EspañolOn December 6, President Nicolás Maduro signed the extension of the firing freeze, as a way “to secure” employment stability in Venezuela. This measure applies to all public and private-sector employees and aims to protect workers from the so-called “economic war.” This may be a step forward for socialism in Venezuela, but it’s a step backward for economic growth in a country where even the official inflation rate surpasses 40 percent.
This is the 19th time the decree, which makes it almost impossible to dismiss an employee, has been extended. In fact, it has been applied since 2002, when Chávez’s regime suffered a coup d’etat and almost faced its end. This “benefit” from the revolution applies to those whose monthly salary is less than three times the minimum wage — 93.5 perecent of the working population in 2011 — although senior managers and directors aren’t protected, regardless of their wages.
In a broadcast through state media, Maduro said “the fact that we protect employment stability can’t be interpreted by any union as a promotion of laziness, misdirection, or disobedience towards work. We are protecting the one who works from the abuses of those who exploit.” Businesses, however, would disagree.
Instead of promoting productivity and competition, this measure has eliminated those two key factors that distinguish any successful economy. Let me paint the picture of what the labor reality is like in Venezuela.
Employees have job security for a year (the duration of the decree). In other words, companies have a very hard time laying off someone during that period. Given the extensions, though, those in power have not allowed the prohibition on firing to expire for anyone hired since 2002.
This means the only employees who actually work have a natural inclination or are interested in keeping a good professional reputation. Many use this political maneuver as an excuse to stay home and not go to work or to perform at the most mediocre level. After all, this is socialism and the worker is always right.
What has been the response of the employers so far? Very simple, businesses just don’t hire people unless they are absolutely critical — even if this means to overload the employees they already have with more work, or to make the company less productive.
If they choose to lay someone off, they have three options:
- The first way — the legal way — is for the company (a.k.a. the capitalist monster) to ask for permission from the labor inspectorate in order to dismiss a certain employee. Then, the labor inspectorate, a government body in the socialist regime, will determine whether or not the company can proceed.
- The company can fire the employee without the decree, but the employee (a.k.a. the abused worker) can report this incident to the labor inspectorate. Then the company faces a penalty, and most likely will have to give the job back to that employee.
- The other way — also illegal, but the most common — is for the company to pay a large sum of money to the employee and “suggest” that he sign a resignation letter. This one also entails a risk for the company, since the employee can easily report this practice and make the company face legal consequences.
Has this decree has worked? Yes and no, depending on your goals.
The regime is still in power, despite its terrible economic management skills, declining levels of approval, and an absent leader (Chávez). So we can say this measure has helped to solidify an illusion of “normality” in Venezuelans. When any country enters into an economic crisis — and Venezuela is already there — the first thing companies do is lay off people. Workers don’t feel the consequences “that much” because they have superficial job security.

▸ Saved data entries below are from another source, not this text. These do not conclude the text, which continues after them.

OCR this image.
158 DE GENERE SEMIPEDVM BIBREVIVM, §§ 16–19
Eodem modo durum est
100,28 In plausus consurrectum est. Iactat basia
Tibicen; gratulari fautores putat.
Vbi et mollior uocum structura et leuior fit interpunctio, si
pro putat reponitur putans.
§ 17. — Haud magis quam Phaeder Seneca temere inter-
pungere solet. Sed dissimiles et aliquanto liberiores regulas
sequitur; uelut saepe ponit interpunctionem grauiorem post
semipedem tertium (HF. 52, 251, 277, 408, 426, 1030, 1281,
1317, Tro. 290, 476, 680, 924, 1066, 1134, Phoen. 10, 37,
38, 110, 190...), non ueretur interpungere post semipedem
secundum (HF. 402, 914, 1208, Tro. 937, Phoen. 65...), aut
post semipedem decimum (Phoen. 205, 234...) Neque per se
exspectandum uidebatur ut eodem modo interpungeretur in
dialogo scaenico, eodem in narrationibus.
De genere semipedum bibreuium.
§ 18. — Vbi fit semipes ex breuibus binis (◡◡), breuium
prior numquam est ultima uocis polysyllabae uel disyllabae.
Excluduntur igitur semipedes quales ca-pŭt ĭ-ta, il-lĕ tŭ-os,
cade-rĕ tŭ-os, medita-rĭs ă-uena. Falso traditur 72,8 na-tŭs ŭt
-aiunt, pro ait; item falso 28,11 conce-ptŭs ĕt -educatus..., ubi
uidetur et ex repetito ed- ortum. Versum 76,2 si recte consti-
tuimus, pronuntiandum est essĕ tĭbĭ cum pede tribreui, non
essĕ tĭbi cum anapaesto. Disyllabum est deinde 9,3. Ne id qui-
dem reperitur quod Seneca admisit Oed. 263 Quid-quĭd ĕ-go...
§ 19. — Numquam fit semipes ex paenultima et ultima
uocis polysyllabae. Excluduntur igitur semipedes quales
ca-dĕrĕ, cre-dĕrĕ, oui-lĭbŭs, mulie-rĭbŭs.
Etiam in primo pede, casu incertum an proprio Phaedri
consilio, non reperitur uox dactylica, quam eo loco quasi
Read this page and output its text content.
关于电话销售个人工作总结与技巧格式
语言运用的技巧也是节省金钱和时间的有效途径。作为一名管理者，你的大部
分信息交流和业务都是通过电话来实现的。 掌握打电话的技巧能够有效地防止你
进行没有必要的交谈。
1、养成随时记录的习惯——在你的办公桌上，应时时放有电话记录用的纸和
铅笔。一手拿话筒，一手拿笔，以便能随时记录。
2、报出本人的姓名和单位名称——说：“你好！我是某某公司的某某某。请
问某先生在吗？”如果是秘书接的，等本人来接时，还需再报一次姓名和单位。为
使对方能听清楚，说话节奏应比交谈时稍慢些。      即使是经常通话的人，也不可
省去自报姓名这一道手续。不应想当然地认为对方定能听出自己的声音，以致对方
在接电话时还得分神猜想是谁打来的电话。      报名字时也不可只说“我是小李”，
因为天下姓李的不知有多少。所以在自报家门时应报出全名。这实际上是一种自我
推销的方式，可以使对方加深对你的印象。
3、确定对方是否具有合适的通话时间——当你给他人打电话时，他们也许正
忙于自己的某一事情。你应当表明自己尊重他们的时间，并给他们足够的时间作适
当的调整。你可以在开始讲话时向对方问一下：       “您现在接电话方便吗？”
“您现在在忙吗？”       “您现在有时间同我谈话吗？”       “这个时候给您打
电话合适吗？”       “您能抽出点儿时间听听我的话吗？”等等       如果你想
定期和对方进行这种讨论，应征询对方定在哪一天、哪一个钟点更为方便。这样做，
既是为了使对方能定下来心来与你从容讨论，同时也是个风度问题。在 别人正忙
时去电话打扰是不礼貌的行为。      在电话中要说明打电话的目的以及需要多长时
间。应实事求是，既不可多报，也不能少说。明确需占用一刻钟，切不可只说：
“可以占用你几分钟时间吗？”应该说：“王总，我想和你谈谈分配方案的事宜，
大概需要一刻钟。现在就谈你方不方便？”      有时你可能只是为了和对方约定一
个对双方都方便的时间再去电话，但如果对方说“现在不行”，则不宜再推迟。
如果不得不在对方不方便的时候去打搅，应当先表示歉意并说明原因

On the other hand, this has worsened the economy; inflation is a ticking bomb; the climate for doing business is plummeting; and the regime still wants everyone to believe they are open for private investment.
Maduro called upon investors “to have a concept of loving the fatherland,” and to bring their dollars to invest in the country. Why would anyone in their right mind invest in Venezuela? There are no institutions or rule of law to protect investors or employers; you have to face immense foreign currency (CADIVI) and price controls; there is insecurity, corruption, a ridiculous number of taxes, and a lack of basic services. Then, let’s not forget, the firing freeze decree. We are not number 140th in Forbes’ Best Countries for Business for nothing.
A lot of international corporations keep their offices open, because all their value is locked-up in the country due to CADIVI. Others try to at least survive, and there are those adventurous ones who are willing to take the risk and invest in a little cronyism with this socialist paradise.
The regime, however, has maintained its savior rhetoric — that they are the ones who protect the helpless worker from the capitalist monster. The reality is that an economy cannot be run without that “evil private sector,” and even the state-owned oil company recruits private help.
Unfortunately, workers have in general bought the story of “exploitation” and mistakenly believe they are the ones who end up winning with this decree, when it is just the opposite. If the company loses, the employees lose as well.
Even though the government may have achieved another short-term political gain — some electoral points and more time in power — the long-term harm will be severe. One thing is for sure, every time this “revolution” rolls forward, it imposes a greater economic cost for businesses and citizens, whether it is through taxes or the rising prices in their daily lives.